My girlfriend had been there too; that was the first time I’d pictured her getting blown apart by an assault rifle.

Back to Uganda, and when we’d finally come face to face with a gorilla troop in its natural habitat (literally five feet in front of our party of eight), I’d been mesmerised for a whole minute, but then I remembered the gun, and what it could do, and what that would look like.  Another thought had briefly interrupted this …”If I pushed the man standing next to me into the silverback, what would that look like?”

The trek to find the gorillas had been through the forest at sunrise.
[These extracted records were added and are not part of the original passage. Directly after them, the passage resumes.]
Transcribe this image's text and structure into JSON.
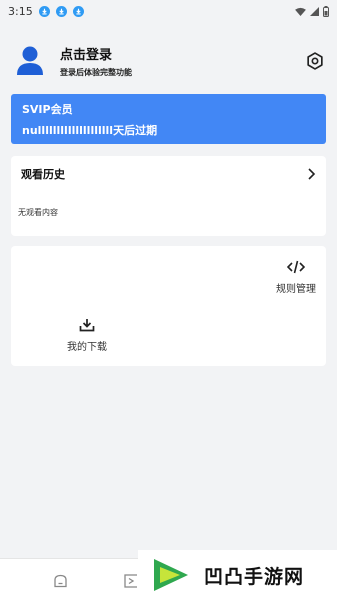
{
  "status": {
    "time": "3:15",
    "download_icons": [
      "download-icon",
      "download-icon",
      "download-icon"
    ],
    "right_icons": [
      "wifi-icon",
      "signal-icon",
      "battery-icon"
    ]
  },
  "profile": {
    "title": "点击登录",
    "subtitle": "登录后体验完整功能",
    "avatar_icon": "person-icon",
    "settings_icon": "settings-icon"
  },
  "vip": {
    "title": "SVIP会员",
    "expire_text": "nullllllllllllllllllll天后过期",
    "color": "#4287f5"
  },
  "history": {
    "title": "观看历史",
    "empty_text": "无观看内容"
  },
  "tools": {
    "rules_label": "规则管理",
    "downloads_label": "我的下载"
  },
  "watermark": {
    "text": "凹凸手游网"
  }
}
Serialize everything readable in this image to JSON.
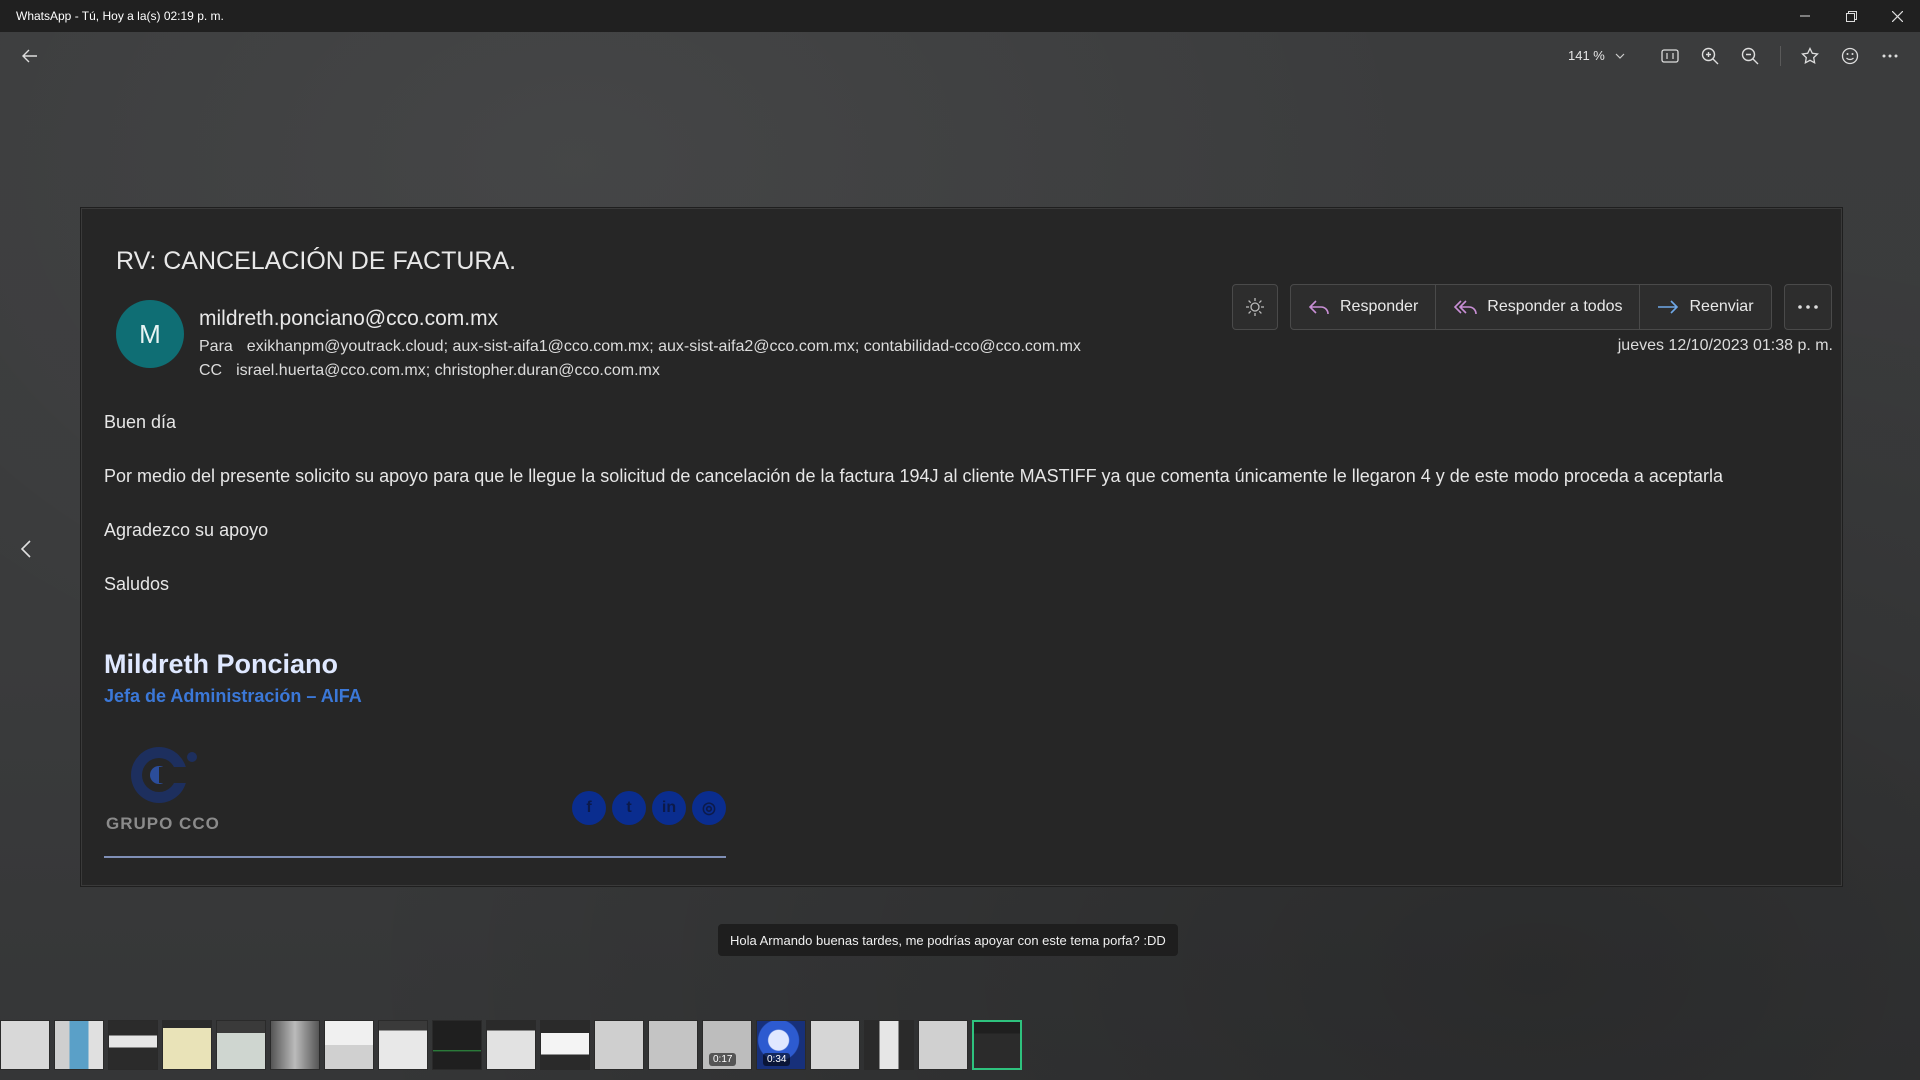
{
  "window": {
    "title": "WhatsApp - Tú, Hoy a la(s) 02:19 p. m."
  },
  "toolbar": {
    "zoom_level": "141 %"
  },
  "email": {
    "subject": "RV: CANCELACIÓN DE FACTURA.",
    "avatar_letter": "M",
    "sender": "mildreth.ponciano@cco.com.mx",
    "to_label": "Para",
    "to": "exikhanpm@youtrack.cloud; aux-sist-aifa1@cco.com.mx; aux-sist-aifa2@cco.com.mx; contabilidad-cco@cco.com.mx",
    "cc_label": "CC",
    "cc": "israel.huerta@cco.com.mx; christopher.duran@cco.com.mx",
    "date": "jueves 12/10/2023 01:38 p. m.",
    "actions": {
      "reply": "Responder",
      "reply_all": "Responder a todos",
      "forward": "Reenviar"
    },
    "body": {
      "greeting": "Buen día",
      "paragraph": "Por medio del presente solicito su apoyo para que le llegue la solicitud de cancelación de la factura 194J al cliente MASTIFF ya que comenta únicamente le llegaron 4 y de este modo proceda a aceptarla",
      "thanks": "Agradezco su apoyo",
      "closing": "Saludos"
    },
    "signature": {
      "name": "Mildreth Ponciano",
      "role": "Jefa de Administración – AIFA",
      "logo_text": "GRUPO CCO",
      "social": [
        "facebook-icon",
        "twitter-icon",
        "linkedin-icon",
        "instagram-icon"
      ]
    }
  },
  "caption": "Hola Armando buenas tardes, me podrías apoyar con este tema porfa? :DD",
  "filmstrip": {
    "durations": [
      "0:17",
      "0:34"
    ]
  },
  "colors": {
    "accent_link": "#3b78d8",
    "avatar_bg": "#0f6e74",
    "selected_thumb": "#2ec27e"
  }
}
Standing on a hilltop, watching that ghostly mist float across the rich canopy beneath me, and knowing what I was soon to witness, I felt like I was an extra in a David Attenborough documentary.  Here I was in the Bwindi impregnable forest, on the border of the Democratic Republic of the Congo, and all I could think about was one of the soldiers, there to protect us against border-hopping FDLR rebels, unloading his clip into the handful of tourists unlucky enough to be there on the day he lost his mind.  If I didn’t think about it, it was like a heavy weight was dragging at my shoulders, and a wriggling sickness in my stomach like I’d swallowed live snakes – it was making the trek through the lush forest a ruthless uphill grind.  So I thought about it, because if I managed to think it out of my head, to get that ‘right’ feeling, then I could enjoy what should be a highlight of my African adventure.

“Go on,” teased the crow.  “Think about it one more time, and I promise I’ll fly away.”  Of course, every-time I pictured the scene, it wasn’t quite what the crow had in mind.  “Try a little more realism,” he smirked.

The trek had been blighted by an horrendous spike (intrusive thought); the silverback glancing at me over his shoulder, the baby gorilla waddling out of the bushes and hugging my leg, all those experiences were events I would remember forever, but the crow had been cawing in my ear all day, and he’d done his best to defile it.  If it was five years prior he’d have succeeded, but that day I’d managed to squeeze half a glass of goodness out of that bitter lemon.  The memory of the Gorilla trek stays with me, tainted by the imagined sounds of gunfire, but not ruined.

…My thoughts are back in Greece now, ruing the Crows influence, frustrated that the OCD had tarnished my adventure, but appreciating the donkey I passed on the stone steps earlier in the day – because he wasn’t surrounded by dead people.

It is the evening as I finish this post, and a headache looms over my left eye.  I blame the cheap local wine, but reliving my Ugandan gorilla trek has probably played its part.  Beneath the dull pain I am appreciative that the assault rifle that once promised to kill my girlfriend sits on a soldiers lap over two and a half thousand miles away.